R: monte carlo integration using Importance Sampling

Question

I have an integral to evaluate

      "x^(-0.5)" ; x in [0.01,1] 

for which I am using Importance Sampling MC : The theory says that an approximate PDF has to be used to compute the expected value (which will almost surely converge to the mean - value of the integral)

After plotting the given integral, and exponential PDF, based only on the plots, I chose the rexp and dexp to generate the PDF - and my code looks like this -

#Without Importance Sampling
set.seed(1909)
X <- runif(1000,0.01,1)
Y <- X^(-0.5)
c( mean(Y), var(Y) )

#Importance sampling Monte Carlo
w <- function(x) dunif(x, 0.01, 1)/dexp(x,rate=1.5)
f <- function(x) x^(-0.5)
X= rexp(1000,rate=1.5)
Y=w(X)*f(X)
c( mean(Y), var(Y) )

---

Could someone please confirm if my line of thought is correct? If wrong, how differently am I supposed to approach this? Please elucidate - I have understood the theory but implementation is proving to be problematic for me.

For integrals that are not so simple,

1.) f(x) = [1+sinh(2x)ln(x)]^-1 I chose the normal PDF = g(x) (with mean = 0.5 and SD = 5) as approximate only after observing the plot. I wrote a code similar to the one for it , but it says NaN's produced in case of importance sampling. (this ideally means undefined function but I don't know how to solve this).

2.) f(x,y) = exp(-x^4 - y^4)

How do I choose the g(x,y) for the above function ?

Answer 1

Generally your approach seems to be correct, but you have to be more careful with the domain over which you want to integrate. In your original example, about 20% of values rexp(1000, 1.5) are above 1. The function dexp(x, rate=1.5) is not a density function on the interval [0,1]. You have to divide by pexp(1, rate=1.5). So here is what I would do for the importance sampling example:

#Importance sampling Monte Carlo
w <- function(x) dunif(x, 0.01, 1)/dexp(x,rate=1.5) * pexp(1, rate=1.5)
f <- function(x) x^(-0.5)
X <- rexp(1000,rate=1.5)
X <- X[X<=1]
Y <- w(X)*f(X)
c(mean(Y), var(Y))

In your second example the same thing causes the problem. You get negative X and therefore get NA values for log(X). Furthermore, your normal function should be centered at 0.5 with less variance. Here's my approach:

#Without Importance Sampling
set.seed(1909)
X <- runif(1000,0.01,1)
Y <- (1+sinh(2*X)*log(X))^(-1)
c(mean(Y), var(Y))

#Importance sampling Monte Carlo
w <- function(x) dunif(x, 0.01, 1)/dnorm(x, mean=0.5, sd=0.25) * (1-2*pnorm(0, mean=0.5, sd=0.25))
f <- function(x) (1+sinh(2*x)*log(x))^(-1)
X <- rnorm(1000, mean=0.5, sd=0.25)
Y1 <- w(X)
Y2 <- f(X)
Y <- Y1*Y2
Y <- Y[!(is.na(Y2)&Y1==0)]
c(mean(Y), var(Y))

In your second example, I don't really understand what y is. Is it just a constant? Then perhaps a Weibull distribution may work.
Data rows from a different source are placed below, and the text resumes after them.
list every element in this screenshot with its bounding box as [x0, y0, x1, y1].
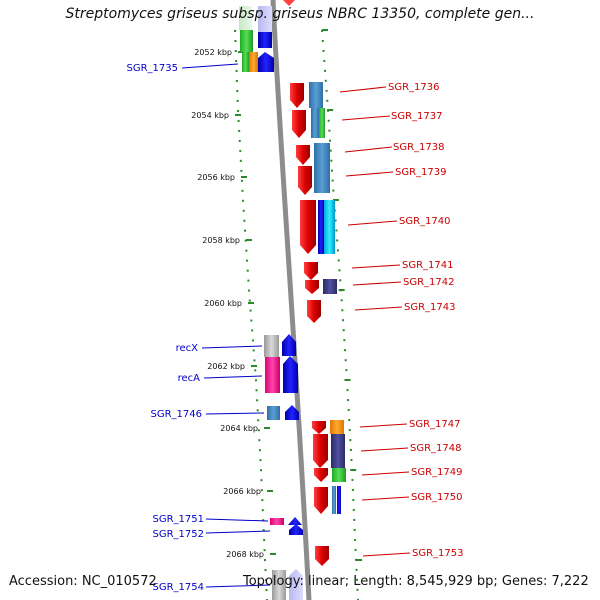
gene-block: [239, 6, 252, 30]
gene-arrow: [258, 52, 274, 72]
gene-arrow: [300, 200, 316, 254]
gene-label-sgr-1742[interactable]: SGR_1742: [403, 277, 455, 288]
gene-block: [264, 335, 279, 357]
leader-lines: [181, 63, 411, 588]
gene-block: [314, 143, 330, 193]
gene-arrow: [304, 262, 318, 280]
gene-arrow: [288, 517, 302, 525]
gene-label-sgr-1750[interactable]: SGR_1750: [411, 492, 463, 503]
gene-arrow: [298, 166, 312, 195]
gene-arrow: [289, 569, 303, 600]
gene-arrow: [314, 487, 328, 514]
gene-block: [331, 434, 345, 468]
gene-arrow: [315, 546, 329, 566]
gene-label-sgr-1754[interactable]: SGR_1754: [153, 582, 205, 593]
gene-label-sgr-1741[interactable]: SGR_1741: [402, 260, 454, 271]
gene-arrow: [289, 524, 303, 535]
gene-arrow: [312, 421, 326, 434]
gene-label-sgr-1737[interactable]: SGR_1737: [391, 111, 443, 122]
gene-label-sgr-1749[interactable]: SGR_1749: [411, 467, 463, 478]
forward-gene-labels: SGR_1735 recX recA SGR_1746 SGR_1751 SGR_1752…: [127, 63, 205, 593]
gene-block: [272, 570, 286, 600]
scale-label: 2060 kbp: [204, 299, 242, 308]
reverse-genes: [290, 82, 346, 566]
scale-label: 2068 kbp: [226, 550, 264, 559]
gene-label-recx[interactable]: recX: [176, 343, 199, 354]
gene-arrow: [307, 300, 321, 323]
scale-label: 2056 kbp: [197, 173, 235, 182]
scale-label: 2064 kbp: [220, 424, 258, 433]
gene-arrow: [296, 145, 310, 165]
gene-block: [249, 52, 258, 72]
gene-label-sgr-1739[interactable]: SGR_1739: [395, 167, 447, 178]
gene-label-sgr-1751[interactable]: SGR_1751: [153, 514, 205, 525]
gene-block: [311, 108, 319, 138]
gene-label-sgr-1738[interactable]: SGR_1738: [393, 142, 445, 153]
gene-block: [332, 468, 346, 482]
gene-block: [242, 52, 249, 72]
genome-backbone: [270, 0, 312, 600]
gene-block: [309, 82, 323, 108]
gene-block: [318, 200, 324, 254]
gene-arrow: [313, 434, 328, 468]
gene-block: [240, 30, 253, 52]
gene-label-sgr-1735[interactable]: SGR_1735: [127, 63, 179, 74]
scale-label: 2066 kbp: [223, 487, 261, 496]
gene-block: [330, 420, 344, 434]
scale-label: 2058 kbp: [202, 236, 240, 245]
reverse-gene-labels: SGR_1736 SGR_1737 SGR_1738 SGR_1739 SGR_1740…: [388, 82, 464, 559]
gene-arrow: [292, 110, 306, 138]
scale-label: 2052 kbp: [194, 48, 232, 57]
gene-arrow: [285, 405, 299, 420]
gene-label-sgr-1740[interactable]: SGR_1740: [399, 216, 451, 227]
gene-label-sgr-1736[interactable]: SGR_1736: [388, 82, 440, 93]
gene-arrow: [282, 334, 296, 356]
gene-block: [332, 486, 336, 514]
genome-summary-text: Topology: linear; Length: 8,545,929 bp; …: [243, 574, 589, 589]
gene-label-sgr-1746[interactable]: SGR_1746: [151, 409, 203, 420]
gene-block: [323, 279, 337, 294]
gene-arrow: [305, 280, 319, 294]
gene-arrow: [258, 32, 272, 48]
gene-block: [265, 357, 280, 393]
gene-label-sgr-1753[interactable]: SGR_1753: [412, 548, 464, 559]
gene-block: [337, 486, 341, 514]
gene-label-sgr-1743[interactable]: SGR_1743: [404, 302, 456, 313]
gene-arrow: [290, 83, 304, 108]
genome-title: Streptomyces griseus subsp. griseus NBRC…: [65, 6, 535, 22]
gene-arrow: [314, 468, 328, 482]
forward-genes: [239, 6, 303, 600]
gene-arrow: [283, 356, 298, 393]
scale-label: 2062 kbp: [207, 362, 245, 371]
gene-block: [324, 200, 335, 254]
gene-label-reca[interactable]: recA: [178, 373, 201, 384]
gene-block: [319, 108, 325, 138]
gene-block: [270, 518, 284, 525]
accession-text: Accession: NC_010572: [9, 574, 157, 589]
gene-fragment-top: [283, 0, 295, 6]
scale-labels: 2052 kbp 2054 kbp 2056 kbp 2058 kbp 2060 kbp…: [191, 48, 264, 559]
gene-label-sgr-1747[interactable]: SGR_1747: [409, 419, 461, 430]
gene-arrow: [258, 6, 272, 32]
gene-label-sgr-1752[interactable]: SGR_1752: [153, 529, 205, 540]
gene-label-sgr-1748[interactable]: SGR_1748: [410, 443, 462, 454]
gene-block: [267, 406, 280, 420]
scale-label: 2054 kbp: [191, 111, 229, 120]
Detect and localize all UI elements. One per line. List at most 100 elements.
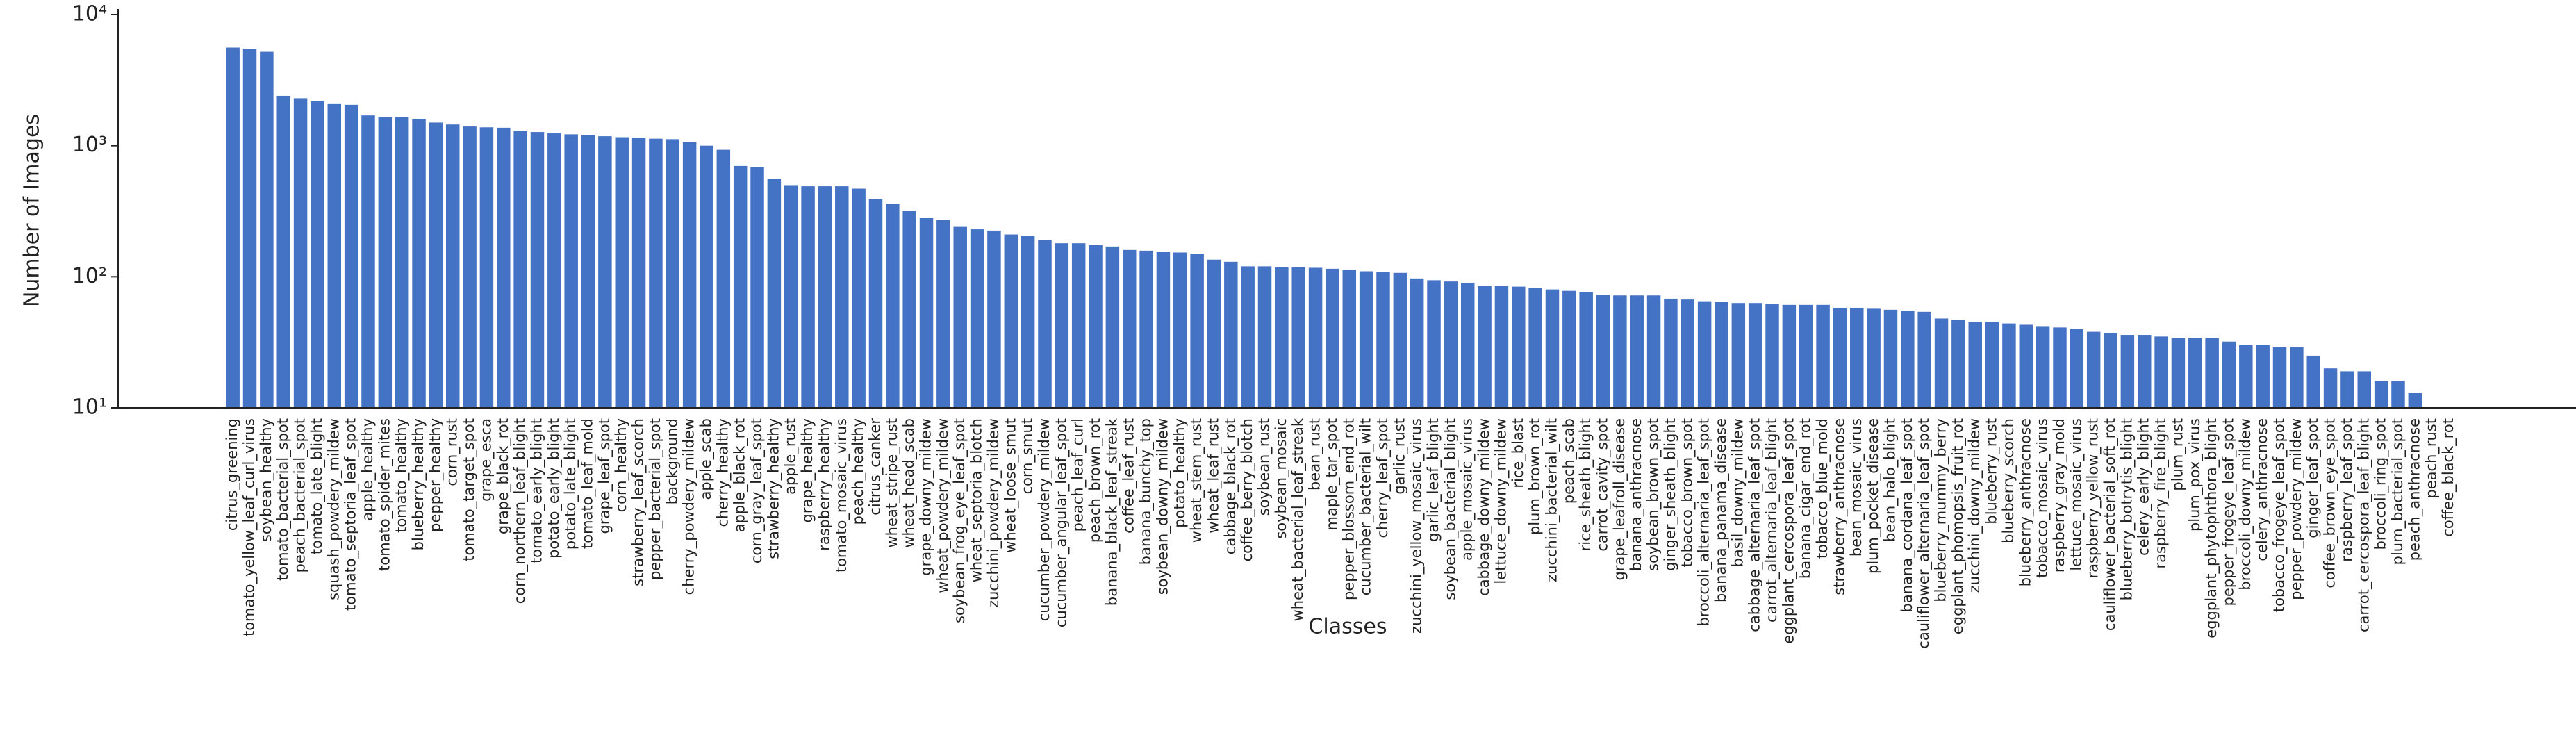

EDIT: Regarding your additional questions in the comments. (1) Any probability density function should integrate to 1. Therefore dexp(x, rate=1.5) is not a density function on the interval [0,1], it only integrates to pexp(1, rate=1.5). However, the function

dexp01 <- function(x, rate){
  dexp(x, rate=rate)/pexp(1, rate=rate)
}

actually integrates to 1:

integrate(dexp, 0, 1, rate=1.5)
integrate(dexp01, 0, 1, rate=1.5)

That's the rationale of including the probability distribution function. If you have a different interval, e.g. [0.3,8], you have to adjust the function accordingly:

dexp0.3_8 <- function(x, rate){
  dexp(x, rate=rate)/(pexp(8, rate=rate)-pexp(0.3, rate=rate))
}
integrate(dexp0.3_8, 0.3, 8, rate=1.5)

(2) Here I choose the variance so that approximately 95% of the values in rnorm(1000, .5, .25) were in the interval from 0 to 1 (having many values outside this interval would certainly increase the variance). However, I am not certain that this is the best choice of distribution function. The selection of the importance function is a problem that I am not very familiar with. You could ask on CrossValidated. Same goes for your next question.